A Ponoka senior is on the hook for a duct servicing bill that cost more than $1,000.
When Elsie Unger, 83, had a furnace cleaner call to offer and clean her small one story duplex in January, she thought it would be an ideal time to make it happen.
The next hour however, proved a time she wished she could forget after receiving a bill for $1,015.35 from Edmonton Indoor Clean Air.
The bill breakdown shows two separate charges:
$597.45 for duct cleaning and inspection;
$417.90 for a deluxe furnace and cleaning inspection package.
Upon seeing the first bill, Unger said the cost was too high, but was told there were several tasks done to clean the ducts. The bill checks off quite a few different tasks such as cleaning and conducting technical check ups.
“I told him my furnace and hot water tank had been checked. That didn’t matter. They just ignored it,” said Unger.
In an interview, company representative Kevin Cowan said they have been in the business for about 18 years and generally do work through word of mouth promotions. He declined to comment on this incident but said that duct work does not include the furnace and water heater cleaning, which is the second charge.
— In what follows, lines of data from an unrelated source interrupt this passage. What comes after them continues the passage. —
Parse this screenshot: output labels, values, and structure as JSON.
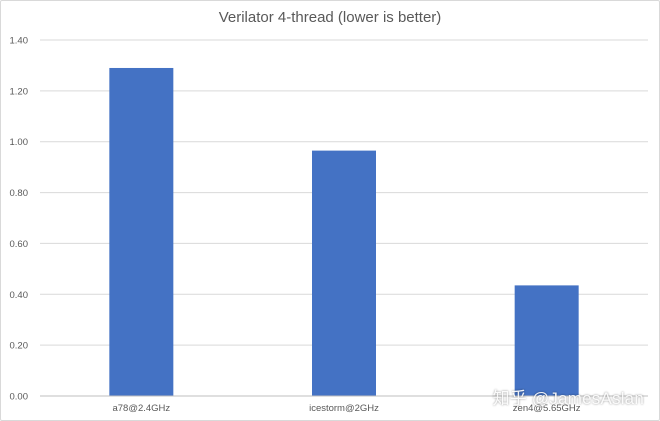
{
  "chart_data": {
    "type": "bar",
    "title": "Verilator 4-thread (lower is better)",
    "categories": [
      "a78@2.4GHz",
      "icestorm@2GHz",
      "zen4@5.65GHz"
    ],
    "values": [
      1.29,
      0.965,
      0.435
    ],
    "ylim": [
      0,
      1.4
    ],
    "yticks": [
      "0.00",
      "0.20",
      "0.40",
      "0.60",
      "0.80",
      "1.00",
      "1.20",
      "1.40"
    ],
    "grid": true,
    "legend": "none",
    "bar_color": "#4472c4",
    "grid_color": "#d9d9d9",
    "text_color": "#595959"
  },
  "watermark": "知乎 @JamesAslan"
}
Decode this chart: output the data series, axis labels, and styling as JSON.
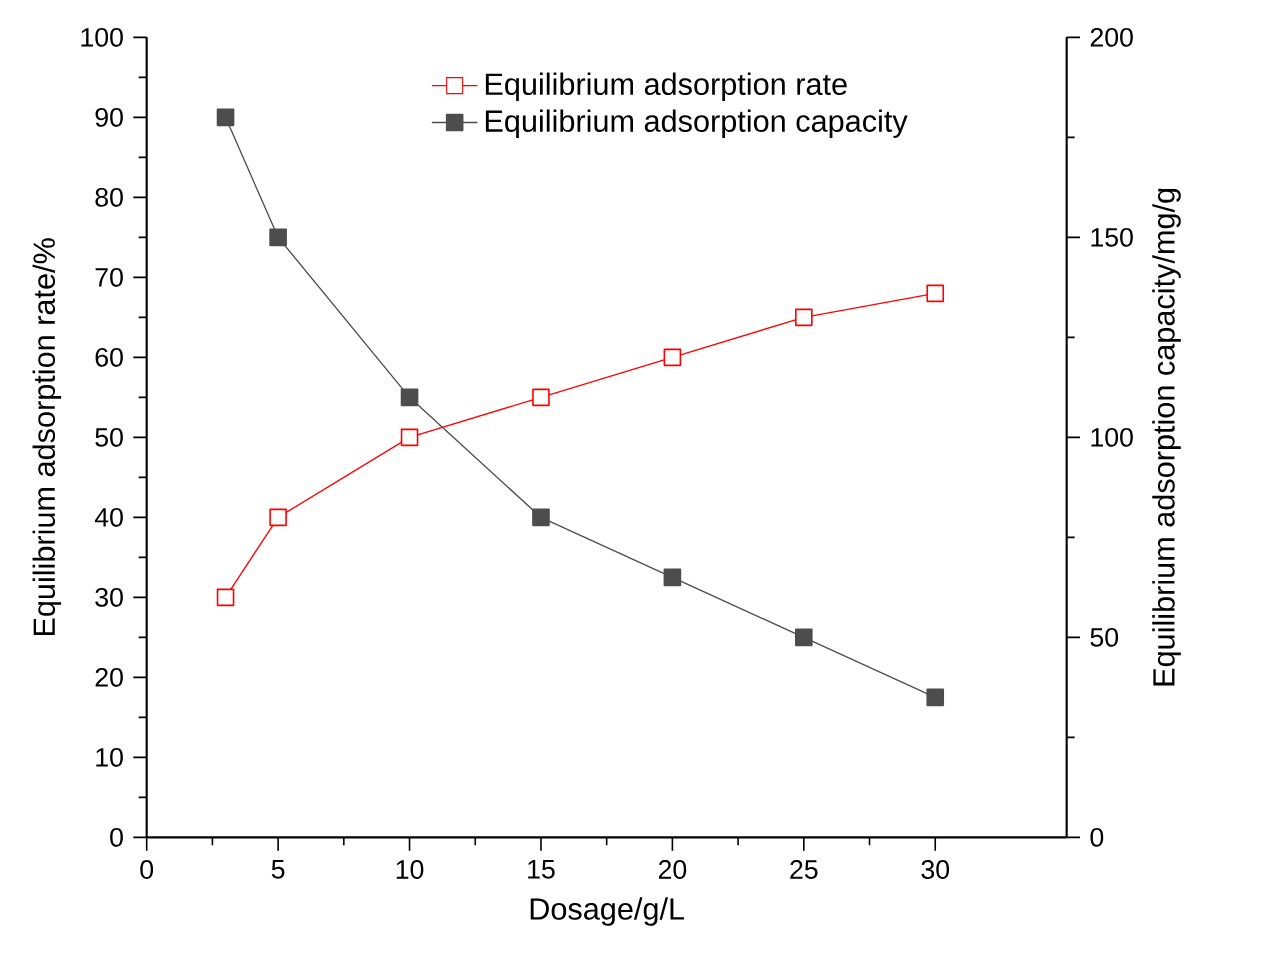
{
  "chart_data": {
    "type": "line",
    "xlabel": "Dosage/g/L",
    "ylabel": "Equilibrium adsorption rate/%",
    "y2label": "Equilibrium adsorption capacity/mg/g",
    "x": [
      3,
      5,
      10,
      15,
      20,
      25,
      30
    ],
    "series": [
      {
        "name": "Equilibrium adsorption rate",
        "color": "#ff0000",
        "values": [
          30,
          40,
          50,
          55,
          60,
          65,
          68
        ]
      },
      {
        "name": "Equilibrium adsorption capacity",
        "color": "#4d4d4d",
        "axis": "y2",
        "values": [
          180,
          150,
          110,
          80,
          65,
          50,
          35
        ]
      }
    ],
    "xlim": [
      0,
      35
    ],
    "xticks": [
      0,
      5,
      10,
      15,
      20,
      25,
      30
    ],
    "ylim": [
      0,
      100
    ],
    "yticks": [
      0,
      10,
      20,
      30,
      40,
      50,
      60,
      70,
      80,
      90,
      100
    ],
    "y2lim": [
      0,
      200
    ],
    "y2ticks": [
      0,
      50,
      100,
      150,
      200
    ],
    "marker": "square",
    "line_style": "solid",
    "legend": "top",
    "grid": false
  }
}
The base cost of the first charge is $349, which covers two to six hooks-ups, vacuum and air rake main ductwork and disinfectant. There is an additional $220 — and then GST at $28.45 — added, but no itemization as to what that extra cost covered. Cowan said he did not have the full work order but claimed anything in addition would most-likely be for fuel surcharge to get to the location or for aerator work or something similar.
Cowan added that all employees will explain the furnace and water heater cleaning charges before invoicing.
Unger said the furnace was cleaned last fall.
While there, the employee presented Unger with the second bill of $417 and she said it took her by surprise, and she didn’t realize what it meant. A check of her credit card bill showed the amount for two separate charges was collected and a further check of the invoice showed she had signed for both of them.
“I thought I better pay it all,” said Unger.
Friend Irene Rausch heard of the situation and offered to help. The two asked the police if they had any advice. Rausch said the police called the company to question them on the cost but said there was nothing illegal about the transaction.
A check of the company at the Edmonton Better Business Bureau (BBB), where it is a member, shows a similar complaint was filed in October, 2015. The complainant alleges an employee wrote out an authorization invoice for $576.45 and then wrote out the cheque amount and had the customer sign it. The amount charged was $994.35, which was $417.90 higher.
After a back and forth detailed on the BBB website, the customer was eventually refunded the second amount.
For her part Unger said she felt embarrassed after paying the extra charge. Her hope was to let people know to be fully informed when any contractor comes into a person’s home. After seeing the charge she changed her credit card number.
“I wanted to just forget it,” said Unger.
Cowan did say the company has done duct cleaning at her home in 2012.